Carol Pounder was delighted. "I don't know how many times things have been on and off that hanging, how many knots have been stitched into that beech tree or how many times I've wondered about me and my big mouth.

"People have been amazing. I still have my friends, but any more ideas like that and I think I've probably had it."

A nurse in the Nightingale mould

THE pioneering nurse known simply as Sister Dora symbolically represents the 19th century on Hauxwell's wall hanging. It can only hint at the story of the first uncrowned woman in England to have a statue erected in her honour.

Dorothy Wyndlow Pattison was the 11th of 12 children born to the Rev Mark Pattison, Hauxwell's rector, and his wife Mary. Their father was deranged, their existence fearful, the rectory almost literally a madhouse.

Pattison was a Protestant evangelical, a man who could smell popery in a pigsty and who suspected his entire family of collusion with Rome. "Will you join the Papists in the drawing room or the poor, solitary, persecuted Protestant in here?" he would demand of visitors to his home.

"The family lived in an atmosphere charged with oppression and paranoia from which they had little relief," writes Dr Judith Gowland in a short biography of Sister Dora.

"It must be confessed that as a husband and parish priest (Mark Pattison) was ultimately a failure," admits a history of St Oswald's.

"He suffered from depression which often showed itself in aggression, particularly towards the family," the Bishop told Hauxwell's congregation on Sunday.

Dorothy endured it until she was almost 30, briefly became a teacher in Buckinghamshire and then joined the Christ Church Sisterhood, at Redcar, in helping establish North Ormesby Hospital to look after victims of Middlesbrough's industrial awakening. It was in Walsall, however, that she became a part of folklore. Sunday's photographer was from that way himself. "You can't live in Walsall and not know the Sister Dora story," he said.

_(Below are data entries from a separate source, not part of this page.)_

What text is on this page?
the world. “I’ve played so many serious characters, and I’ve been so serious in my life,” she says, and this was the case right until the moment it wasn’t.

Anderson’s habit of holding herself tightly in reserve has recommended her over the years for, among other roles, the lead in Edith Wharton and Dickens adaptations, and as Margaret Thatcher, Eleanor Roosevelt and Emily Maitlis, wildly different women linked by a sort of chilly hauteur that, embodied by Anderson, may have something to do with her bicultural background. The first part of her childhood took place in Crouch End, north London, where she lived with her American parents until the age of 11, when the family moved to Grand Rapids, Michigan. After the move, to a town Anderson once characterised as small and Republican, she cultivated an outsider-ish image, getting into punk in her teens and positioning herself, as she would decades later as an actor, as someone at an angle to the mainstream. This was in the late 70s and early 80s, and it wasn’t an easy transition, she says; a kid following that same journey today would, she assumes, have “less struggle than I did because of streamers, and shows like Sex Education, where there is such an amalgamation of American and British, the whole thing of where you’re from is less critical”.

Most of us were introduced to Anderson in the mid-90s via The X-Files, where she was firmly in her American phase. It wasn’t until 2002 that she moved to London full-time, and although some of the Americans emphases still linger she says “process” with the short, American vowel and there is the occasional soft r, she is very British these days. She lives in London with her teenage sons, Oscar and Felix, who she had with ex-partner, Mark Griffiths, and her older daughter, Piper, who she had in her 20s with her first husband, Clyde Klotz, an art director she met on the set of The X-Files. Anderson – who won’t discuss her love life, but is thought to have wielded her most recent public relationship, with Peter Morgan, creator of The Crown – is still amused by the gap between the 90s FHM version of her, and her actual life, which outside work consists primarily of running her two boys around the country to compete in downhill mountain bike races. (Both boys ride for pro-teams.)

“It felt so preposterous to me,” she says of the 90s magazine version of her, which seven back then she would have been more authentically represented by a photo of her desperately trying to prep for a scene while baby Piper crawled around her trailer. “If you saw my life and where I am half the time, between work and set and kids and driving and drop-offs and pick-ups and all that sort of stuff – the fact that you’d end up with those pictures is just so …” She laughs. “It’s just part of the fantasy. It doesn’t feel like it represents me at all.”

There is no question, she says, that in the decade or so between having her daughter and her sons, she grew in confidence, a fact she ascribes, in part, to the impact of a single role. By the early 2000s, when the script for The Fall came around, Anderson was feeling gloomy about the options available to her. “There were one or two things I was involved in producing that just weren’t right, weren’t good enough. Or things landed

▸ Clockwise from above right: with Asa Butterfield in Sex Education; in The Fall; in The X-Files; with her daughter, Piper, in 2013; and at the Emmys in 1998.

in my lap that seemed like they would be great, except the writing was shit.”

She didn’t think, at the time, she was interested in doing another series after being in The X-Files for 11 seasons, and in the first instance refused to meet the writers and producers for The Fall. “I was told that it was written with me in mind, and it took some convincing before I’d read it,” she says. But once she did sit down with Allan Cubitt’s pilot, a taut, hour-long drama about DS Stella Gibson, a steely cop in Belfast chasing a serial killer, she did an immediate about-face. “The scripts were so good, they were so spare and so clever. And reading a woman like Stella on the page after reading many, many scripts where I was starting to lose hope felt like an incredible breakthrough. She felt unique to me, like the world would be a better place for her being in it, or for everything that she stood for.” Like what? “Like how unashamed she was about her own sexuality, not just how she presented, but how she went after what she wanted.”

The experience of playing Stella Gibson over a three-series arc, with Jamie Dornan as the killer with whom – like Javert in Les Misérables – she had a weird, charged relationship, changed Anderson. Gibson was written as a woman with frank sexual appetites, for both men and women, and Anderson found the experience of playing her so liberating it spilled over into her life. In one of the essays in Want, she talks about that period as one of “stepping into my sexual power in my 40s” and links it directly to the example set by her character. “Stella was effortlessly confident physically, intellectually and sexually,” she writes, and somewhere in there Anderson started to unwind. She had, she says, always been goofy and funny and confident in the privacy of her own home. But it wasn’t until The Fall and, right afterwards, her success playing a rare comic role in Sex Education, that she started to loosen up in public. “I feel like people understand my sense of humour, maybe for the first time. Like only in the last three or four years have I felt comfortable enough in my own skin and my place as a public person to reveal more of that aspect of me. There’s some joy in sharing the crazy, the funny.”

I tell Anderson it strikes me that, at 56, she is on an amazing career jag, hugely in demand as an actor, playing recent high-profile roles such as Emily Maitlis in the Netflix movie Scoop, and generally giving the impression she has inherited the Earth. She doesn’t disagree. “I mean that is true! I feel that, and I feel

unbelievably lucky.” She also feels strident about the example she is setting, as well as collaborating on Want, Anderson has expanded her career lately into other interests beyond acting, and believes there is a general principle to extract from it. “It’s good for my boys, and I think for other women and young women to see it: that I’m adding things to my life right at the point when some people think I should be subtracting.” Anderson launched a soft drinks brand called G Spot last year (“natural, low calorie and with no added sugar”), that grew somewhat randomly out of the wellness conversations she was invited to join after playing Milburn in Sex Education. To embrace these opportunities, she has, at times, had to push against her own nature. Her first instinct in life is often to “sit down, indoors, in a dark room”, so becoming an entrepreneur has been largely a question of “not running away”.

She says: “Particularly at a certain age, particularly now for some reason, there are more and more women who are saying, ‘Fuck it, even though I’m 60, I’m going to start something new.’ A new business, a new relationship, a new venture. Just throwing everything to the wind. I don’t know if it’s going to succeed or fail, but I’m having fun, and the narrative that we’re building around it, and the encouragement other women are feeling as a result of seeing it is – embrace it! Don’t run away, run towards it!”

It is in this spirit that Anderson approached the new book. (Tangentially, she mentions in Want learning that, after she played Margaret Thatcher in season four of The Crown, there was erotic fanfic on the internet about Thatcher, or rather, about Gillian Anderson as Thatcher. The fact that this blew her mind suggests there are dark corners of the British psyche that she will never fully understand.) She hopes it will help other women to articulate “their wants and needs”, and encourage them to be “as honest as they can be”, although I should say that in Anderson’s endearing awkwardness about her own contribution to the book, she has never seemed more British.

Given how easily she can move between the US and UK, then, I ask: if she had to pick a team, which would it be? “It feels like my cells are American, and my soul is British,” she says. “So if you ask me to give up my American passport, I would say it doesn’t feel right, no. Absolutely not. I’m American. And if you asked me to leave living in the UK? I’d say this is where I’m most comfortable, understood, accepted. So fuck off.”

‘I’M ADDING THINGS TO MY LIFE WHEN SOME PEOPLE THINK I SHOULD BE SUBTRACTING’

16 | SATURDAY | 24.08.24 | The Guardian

The Walsall hospital she helped found also cared chiefly for industrial accident victims, and for smallpox cases. Dora's care, courage and endurance became legendary.

"The idea that there should be hospital nursing available to the rising populations of the industrial revolution when, through Florence Nightingale, it was barely available to the armed forces was something of a novelty," writes Dr Gowland.

She died from breast cancer, aged just 46, thousands thronging her funeral. The Daily Telegraph expressed no surprise that the first public statue to an uncrowned Englishwoman should, in 1886, have been erected in "dingy" Walsall.

"What Florence Nightingale did for military nursing," it added, "Dorothy Pattison accomplished in the sphere of civic duty."